I learned about semantics, creating sections with headings, and styling elements with CSS.
Unconsciously, I was laying a foundation of knowledge on how to build accessible websites.
When I began specialising in accessibility, this foundation made it much easier for me to grasp a lot of the web accessibility guidelines and rules—I already knew how to apply most of them.
In 2014—eight years in as a front-end developer—I attended a talk by Heydon Pickering in which he mentioned accessibility. This is when I realised that semantics play an important role in accessibility. Before that talk, I had only written semantic HTML because that’s what I had learned to do. Looking back, I now realise that it shouldn’t have taken eight years before I learned about something as important as accessibility.
In those eight years, I read a lot of articles about various web-related topics. I don’t remember accessibility being a prominent part of those articles. This is something that most certainly has improved since then—a lot of articles now explicitly mention accessibility. That’s so cool!

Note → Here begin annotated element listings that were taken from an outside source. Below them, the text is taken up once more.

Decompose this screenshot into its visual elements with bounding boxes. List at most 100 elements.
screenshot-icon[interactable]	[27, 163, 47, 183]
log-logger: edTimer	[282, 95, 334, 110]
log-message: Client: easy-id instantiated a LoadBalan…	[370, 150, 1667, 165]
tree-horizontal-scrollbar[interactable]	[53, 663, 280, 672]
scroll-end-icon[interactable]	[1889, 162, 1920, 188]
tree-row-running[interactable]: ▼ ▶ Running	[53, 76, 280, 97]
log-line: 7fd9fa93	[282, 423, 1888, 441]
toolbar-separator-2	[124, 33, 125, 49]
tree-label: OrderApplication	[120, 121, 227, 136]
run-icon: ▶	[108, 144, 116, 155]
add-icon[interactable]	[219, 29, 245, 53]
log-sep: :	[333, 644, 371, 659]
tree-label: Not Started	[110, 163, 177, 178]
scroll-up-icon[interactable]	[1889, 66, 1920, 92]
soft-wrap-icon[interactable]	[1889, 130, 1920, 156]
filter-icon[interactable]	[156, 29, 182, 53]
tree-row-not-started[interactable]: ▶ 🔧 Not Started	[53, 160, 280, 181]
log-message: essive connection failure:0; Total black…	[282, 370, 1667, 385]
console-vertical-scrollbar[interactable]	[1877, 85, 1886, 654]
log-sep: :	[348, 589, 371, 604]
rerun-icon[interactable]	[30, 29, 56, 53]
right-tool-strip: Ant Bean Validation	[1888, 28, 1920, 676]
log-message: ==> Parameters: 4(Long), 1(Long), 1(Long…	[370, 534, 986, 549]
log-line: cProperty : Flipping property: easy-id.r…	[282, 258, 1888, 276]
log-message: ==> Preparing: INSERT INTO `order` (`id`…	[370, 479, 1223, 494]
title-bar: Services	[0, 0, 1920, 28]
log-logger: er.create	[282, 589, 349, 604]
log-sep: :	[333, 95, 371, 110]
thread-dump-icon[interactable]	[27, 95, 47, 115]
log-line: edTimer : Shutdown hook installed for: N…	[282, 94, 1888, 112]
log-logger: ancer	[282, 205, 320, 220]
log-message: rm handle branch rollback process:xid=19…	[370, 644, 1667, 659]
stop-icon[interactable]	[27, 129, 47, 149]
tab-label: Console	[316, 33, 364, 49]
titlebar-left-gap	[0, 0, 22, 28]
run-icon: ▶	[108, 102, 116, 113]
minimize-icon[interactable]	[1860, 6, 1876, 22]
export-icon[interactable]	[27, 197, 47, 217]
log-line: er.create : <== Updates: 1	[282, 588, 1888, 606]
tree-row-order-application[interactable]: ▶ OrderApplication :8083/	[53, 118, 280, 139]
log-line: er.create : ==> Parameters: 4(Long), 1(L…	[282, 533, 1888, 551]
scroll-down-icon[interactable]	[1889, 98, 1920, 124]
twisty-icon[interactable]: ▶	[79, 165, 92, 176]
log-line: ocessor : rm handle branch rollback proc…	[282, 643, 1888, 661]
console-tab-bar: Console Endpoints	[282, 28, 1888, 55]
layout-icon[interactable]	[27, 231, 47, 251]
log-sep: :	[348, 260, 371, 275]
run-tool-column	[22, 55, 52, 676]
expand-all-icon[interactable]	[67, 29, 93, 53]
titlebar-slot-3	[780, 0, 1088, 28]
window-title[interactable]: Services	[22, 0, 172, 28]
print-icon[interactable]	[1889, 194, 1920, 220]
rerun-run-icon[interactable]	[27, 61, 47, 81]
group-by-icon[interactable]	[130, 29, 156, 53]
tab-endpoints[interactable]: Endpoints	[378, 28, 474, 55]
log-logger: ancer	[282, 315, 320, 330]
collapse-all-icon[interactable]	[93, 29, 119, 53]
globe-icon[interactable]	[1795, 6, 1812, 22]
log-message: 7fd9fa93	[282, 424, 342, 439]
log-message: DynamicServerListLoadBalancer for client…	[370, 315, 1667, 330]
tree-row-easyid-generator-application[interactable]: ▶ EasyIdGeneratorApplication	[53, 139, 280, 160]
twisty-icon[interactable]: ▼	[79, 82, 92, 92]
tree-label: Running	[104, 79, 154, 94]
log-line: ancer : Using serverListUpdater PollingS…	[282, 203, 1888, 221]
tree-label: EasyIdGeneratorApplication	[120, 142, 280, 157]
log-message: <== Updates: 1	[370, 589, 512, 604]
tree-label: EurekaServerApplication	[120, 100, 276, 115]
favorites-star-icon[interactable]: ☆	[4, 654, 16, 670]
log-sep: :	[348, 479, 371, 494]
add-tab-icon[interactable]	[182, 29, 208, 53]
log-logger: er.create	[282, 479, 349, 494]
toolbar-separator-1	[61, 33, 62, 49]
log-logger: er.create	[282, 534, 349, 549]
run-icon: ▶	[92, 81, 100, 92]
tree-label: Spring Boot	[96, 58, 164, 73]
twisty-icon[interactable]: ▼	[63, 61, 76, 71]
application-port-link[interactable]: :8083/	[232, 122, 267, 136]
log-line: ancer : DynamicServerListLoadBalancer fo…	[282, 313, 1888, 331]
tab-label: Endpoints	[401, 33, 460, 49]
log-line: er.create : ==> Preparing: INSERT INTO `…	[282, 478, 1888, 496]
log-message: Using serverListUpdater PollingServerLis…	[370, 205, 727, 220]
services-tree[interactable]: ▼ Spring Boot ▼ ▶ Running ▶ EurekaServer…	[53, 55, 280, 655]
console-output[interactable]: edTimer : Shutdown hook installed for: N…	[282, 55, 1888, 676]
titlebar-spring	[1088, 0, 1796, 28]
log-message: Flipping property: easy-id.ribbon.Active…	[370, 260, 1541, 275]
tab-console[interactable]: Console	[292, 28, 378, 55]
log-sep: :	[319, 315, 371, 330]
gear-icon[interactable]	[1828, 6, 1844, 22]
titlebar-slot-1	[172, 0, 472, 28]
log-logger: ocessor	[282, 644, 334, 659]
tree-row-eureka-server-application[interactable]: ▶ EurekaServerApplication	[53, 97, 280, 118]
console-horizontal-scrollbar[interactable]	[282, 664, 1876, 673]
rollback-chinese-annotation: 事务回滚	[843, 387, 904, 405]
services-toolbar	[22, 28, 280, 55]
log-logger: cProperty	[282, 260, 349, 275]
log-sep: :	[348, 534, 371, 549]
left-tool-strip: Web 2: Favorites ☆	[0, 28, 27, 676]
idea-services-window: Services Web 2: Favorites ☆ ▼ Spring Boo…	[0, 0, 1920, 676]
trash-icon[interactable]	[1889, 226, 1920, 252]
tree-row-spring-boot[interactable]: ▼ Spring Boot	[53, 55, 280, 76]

We all play our part in the accessibility of content. So we should all have some accessibility knowledge that relates to our part of the puzzle. From media managers that make sure the videos have subtitles to developers that know when to use ARIA and when not to. This also includes the people in charge of projects, such as product owners, department heads, and CEOs. These are the people that actually have the power to make accessibility a project requirement and establish it as a goal that everyone has to work towards.
It’s difficult to be the only person who fights for accessibility. And we shouldn’t have to fight. The reason that we have to is that our superiors either don’t know about accessibility or don’t care about it. If only one person fights for accessibility, it’ll remain a personal thing—it won’t become a part of a companies design process. On top of that, there are a lot of different aspects to accessibility, and you cannot expect one person to know all the ins and outs. One specialist per company isn’t enough to create an accessible product.
Every member of the team should be fully behind accessibility. The same way that the team should be fully behind delivering a quality product. After all, accessibility is a big part of the quality of your website.
Accessibility gets increasingly more attention. We need to make sure that people in the right places know about it.